“Montorio arrivo!!”  Le due parole che pronuncio ogni anno quando si avvicina il periodo delle ferie. Sulla mia agenda inizia il conto alla rovescia  (countdown has begun) -10-9-8-7-6-5-4-3-2-1 ed ecco che finalmente il fatidico giorno tanto atteso arriva!!!!

All’ingresso del mio amato colle, all’arrivo inizio ad aprire il finestrino della macchina per respirare l’aria fresca a pieni polmoni, mi sembra di rinascere e di tornare indietro nel tempo .

Montorio  equivale  a  tranquillità, spensieratezza, respirare  aria pulita, assaporare come poteva essere la mia vita se la mia vita fosse stata qui, ma soprattutto ritrovare la mia famiglia e le amicizie vere, quelle di sempre, che sembrano immutate senza fine.

Io e il mio mitico papà “Gin da chevat”

Montorio,  l’atmosfera di paese dove tutti conoscono tutti, tutti salutano tutti,chiedono,  sorridono , scherzano e si impicciano.

E’ bello riabbracciare il mio mitico papà Gino “da chevat” e la mia cara mamma Lina , le mie sorelle, le nipotine  e  tutte le mie care amiche/i: Amelia , Melina, Elvira, Rossana, Donatella, Vittoria, Paola, Evelina Marco, Fabio e tutti gli altri nati al Paesello, amiche/i da sempre e amiche/i spero per sempre. L’amicizia, come l’amore, è uno dei sentimenti e dei legami più belli e importanti che ci siano. Come sarebbe triste una vita senza nessun amico con cui parlare, confidarsi e divertirsi!!!! Tutti noi che viviamo lontani siamo portati a pensare a Montorio come un luogo fuori dal tempo, dallo spazio, dal mondo nelle sue accezioni più positive ovviamente. Al mattino il suono delle campane e il venticello fresco mi svegliano. A seguire un delizioso profumo di cibo improvviso mi raggiunge. Ne seguo l’odorosa scia e d’incanto mi ritrovo nel mondo luminoso della mia infanzia.  

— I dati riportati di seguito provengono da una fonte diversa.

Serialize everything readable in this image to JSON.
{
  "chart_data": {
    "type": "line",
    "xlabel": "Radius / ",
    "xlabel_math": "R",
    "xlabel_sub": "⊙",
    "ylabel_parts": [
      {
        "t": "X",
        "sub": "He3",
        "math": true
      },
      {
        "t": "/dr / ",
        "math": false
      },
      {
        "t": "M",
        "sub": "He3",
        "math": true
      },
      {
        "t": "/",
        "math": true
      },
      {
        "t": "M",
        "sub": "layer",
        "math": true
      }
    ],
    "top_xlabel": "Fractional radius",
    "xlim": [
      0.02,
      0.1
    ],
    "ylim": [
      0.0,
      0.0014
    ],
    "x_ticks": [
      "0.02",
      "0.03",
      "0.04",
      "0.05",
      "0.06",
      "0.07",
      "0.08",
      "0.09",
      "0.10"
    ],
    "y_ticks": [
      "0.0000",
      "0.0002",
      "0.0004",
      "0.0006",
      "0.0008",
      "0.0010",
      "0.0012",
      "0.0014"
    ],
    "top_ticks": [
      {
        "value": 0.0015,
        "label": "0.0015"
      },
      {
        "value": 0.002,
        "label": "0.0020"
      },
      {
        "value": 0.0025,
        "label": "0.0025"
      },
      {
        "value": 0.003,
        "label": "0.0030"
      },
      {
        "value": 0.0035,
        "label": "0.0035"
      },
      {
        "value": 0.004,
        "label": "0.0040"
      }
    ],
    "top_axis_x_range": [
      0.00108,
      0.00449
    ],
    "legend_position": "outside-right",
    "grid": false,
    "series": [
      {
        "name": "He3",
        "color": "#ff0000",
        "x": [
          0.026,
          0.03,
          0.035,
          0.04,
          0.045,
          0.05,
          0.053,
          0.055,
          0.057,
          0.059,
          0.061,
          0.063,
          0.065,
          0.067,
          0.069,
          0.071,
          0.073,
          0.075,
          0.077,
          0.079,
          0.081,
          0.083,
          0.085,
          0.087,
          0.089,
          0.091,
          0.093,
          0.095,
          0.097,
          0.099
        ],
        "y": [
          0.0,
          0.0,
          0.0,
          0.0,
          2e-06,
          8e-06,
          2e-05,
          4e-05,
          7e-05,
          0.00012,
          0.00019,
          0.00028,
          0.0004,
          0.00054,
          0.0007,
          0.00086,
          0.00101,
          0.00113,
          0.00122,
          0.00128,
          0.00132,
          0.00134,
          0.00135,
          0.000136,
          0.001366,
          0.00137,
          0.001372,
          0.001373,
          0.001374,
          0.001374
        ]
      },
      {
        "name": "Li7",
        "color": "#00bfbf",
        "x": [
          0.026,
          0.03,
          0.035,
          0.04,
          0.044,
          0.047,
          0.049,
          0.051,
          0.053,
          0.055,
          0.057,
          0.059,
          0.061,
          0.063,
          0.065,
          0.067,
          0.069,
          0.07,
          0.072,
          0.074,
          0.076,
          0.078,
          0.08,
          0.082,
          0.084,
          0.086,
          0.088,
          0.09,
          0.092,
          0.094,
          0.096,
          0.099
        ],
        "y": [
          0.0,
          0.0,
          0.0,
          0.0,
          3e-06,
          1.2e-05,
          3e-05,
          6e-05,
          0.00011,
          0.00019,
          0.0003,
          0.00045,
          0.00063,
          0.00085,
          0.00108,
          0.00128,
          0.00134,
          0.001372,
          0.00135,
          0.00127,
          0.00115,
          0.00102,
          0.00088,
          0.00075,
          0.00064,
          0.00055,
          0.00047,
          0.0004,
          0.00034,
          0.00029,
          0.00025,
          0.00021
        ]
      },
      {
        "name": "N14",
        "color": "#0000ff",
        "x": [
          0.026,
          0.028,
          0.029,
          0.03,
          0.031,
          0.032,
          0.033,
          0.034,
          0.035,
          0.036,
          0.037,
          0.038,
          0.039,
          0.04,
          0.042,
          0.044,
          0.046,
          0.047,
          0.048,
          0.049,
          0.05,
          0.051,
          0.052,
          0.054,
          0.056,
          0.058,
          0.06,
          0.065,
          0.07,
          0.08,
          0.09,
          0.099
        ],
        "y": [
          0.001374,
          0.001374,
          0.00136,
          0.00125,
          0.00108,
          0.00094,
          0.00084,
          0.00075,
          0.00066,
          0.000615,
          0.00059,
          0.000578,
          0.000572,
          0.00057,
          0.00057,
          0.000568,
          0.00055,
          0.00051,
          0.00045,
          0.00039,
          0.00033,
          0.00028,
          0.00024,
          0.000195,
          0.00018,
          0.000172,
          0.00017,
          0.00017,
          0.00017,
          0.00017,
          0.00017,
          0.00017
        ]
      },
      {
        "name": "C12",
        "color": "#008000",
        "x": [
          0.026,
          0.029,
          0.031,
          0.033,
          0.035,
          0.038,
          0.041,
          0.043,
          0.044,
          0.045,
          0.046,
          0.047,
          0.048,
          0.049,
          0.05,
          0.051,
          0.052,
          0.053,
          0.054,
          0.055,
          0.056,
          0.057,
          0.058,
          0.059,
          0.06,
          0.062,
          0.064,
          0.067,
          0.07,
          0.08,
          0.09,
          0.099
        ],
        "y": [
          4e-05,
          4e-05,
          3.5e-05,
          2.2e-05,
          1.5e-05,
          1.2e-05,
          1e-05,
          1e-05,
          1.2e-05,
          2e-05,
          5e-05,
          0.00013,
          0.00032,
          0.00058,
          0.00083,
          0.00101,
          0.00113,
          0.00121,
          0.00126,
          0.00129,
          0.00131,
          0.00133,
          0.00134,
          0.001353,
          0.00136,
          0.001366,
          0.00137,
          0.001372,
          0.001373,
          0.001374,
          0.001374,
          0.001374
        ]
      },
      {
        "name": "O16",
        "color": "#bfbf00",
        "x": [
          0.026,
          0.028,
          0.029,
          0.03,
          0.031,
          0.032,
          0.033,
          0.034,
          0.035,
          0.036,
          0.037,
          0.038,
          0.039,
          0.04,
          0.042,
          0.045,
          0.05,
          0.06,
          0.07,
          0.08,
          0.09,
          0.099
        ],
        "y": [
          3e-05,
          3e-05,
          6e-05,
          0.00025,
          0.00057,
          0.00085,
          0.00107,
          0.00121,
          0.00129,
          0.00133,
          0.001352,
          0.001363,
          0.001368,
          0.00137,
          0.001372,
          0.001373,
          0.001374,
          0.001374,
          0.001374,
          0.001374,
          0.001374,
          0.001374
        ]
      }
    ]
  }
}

Ritrovo “nu mreglion” come negli anni novanta ( da sx Donatella, Io, Paola, Elvira, Vittoria)

Estasiata mi alzo e il mio primo pensiero affacciandomi dalla finestra  è diretto ai miei cari nonni verso il cimitero, infatti, ritrovo e rivivo i momenti bellissimi  vissuti con loro che purtroppo non ci sono più.  Mi mancano tanto.  Infatti, quando erano vivi, la mia prima tappa giornaliera era dedicata a loro prima di andare in “mezz a chiazz.” Spesso al mattino trovavo mio nonno a fare lo spuntino , “uov fritt chi pperuol e nu bcchier d vin”.  Ricordi indelebili ma la vita purtroppo scorre. Ora la mia tappa fissa prima della piazza è la casa della mia sorellina Pinuccia . Poi dopo due chiacchiere “a chiazz “mi aspetta. Al mattino è tutto calmo.

io, Fabio e Elvira

E’ bello rivedere gli amici e scambiare due chiacchiere in santa pace davanti al bar prima del pranzo. Ma i momenti più divertenti sono quelli che trascorro la sera con le mie amiche inizialmente sul muretto o in villa e poi davanti al bar. Iniziamo a ripercorrere il passato ed a  tornare indietro nel tempo. Passiamo  ore a ricordare gli innumerevoli episodi della nostra indimenticabile infanzia. Indimenticabili sono le lunghe serate passate a chiacchierare sul muretto…se solo potesse parlare come si dice a Montorio “sa vit , mort e mracule”,  i famosi gavettoni del mitico organizzatore capo Antonio Albino, le serate danzanti nei garage, le serate a San Michele con birre e cocomeri e musica ad alto volume , le spaghettate in piazza. Ormai sono quasi 30 anni che non vivo più  a  Montorio, ma il mio cuore e custodito lì ,  non ho mai rinnegato le mie origini, parlo sempre del mio amato colle con tutti quelli che conosco. L’ estate montoriese è unica e spero vivamente di non saltarne mai neppure una.

I Love Montorio

Giovanna Greco

Prima di concludere, volevo ringraziare  l’amico Gianmario Ruocco per avermi coinvolta in questa bellissima iniziativa  del “il Ponte Montorio nei Frentani”.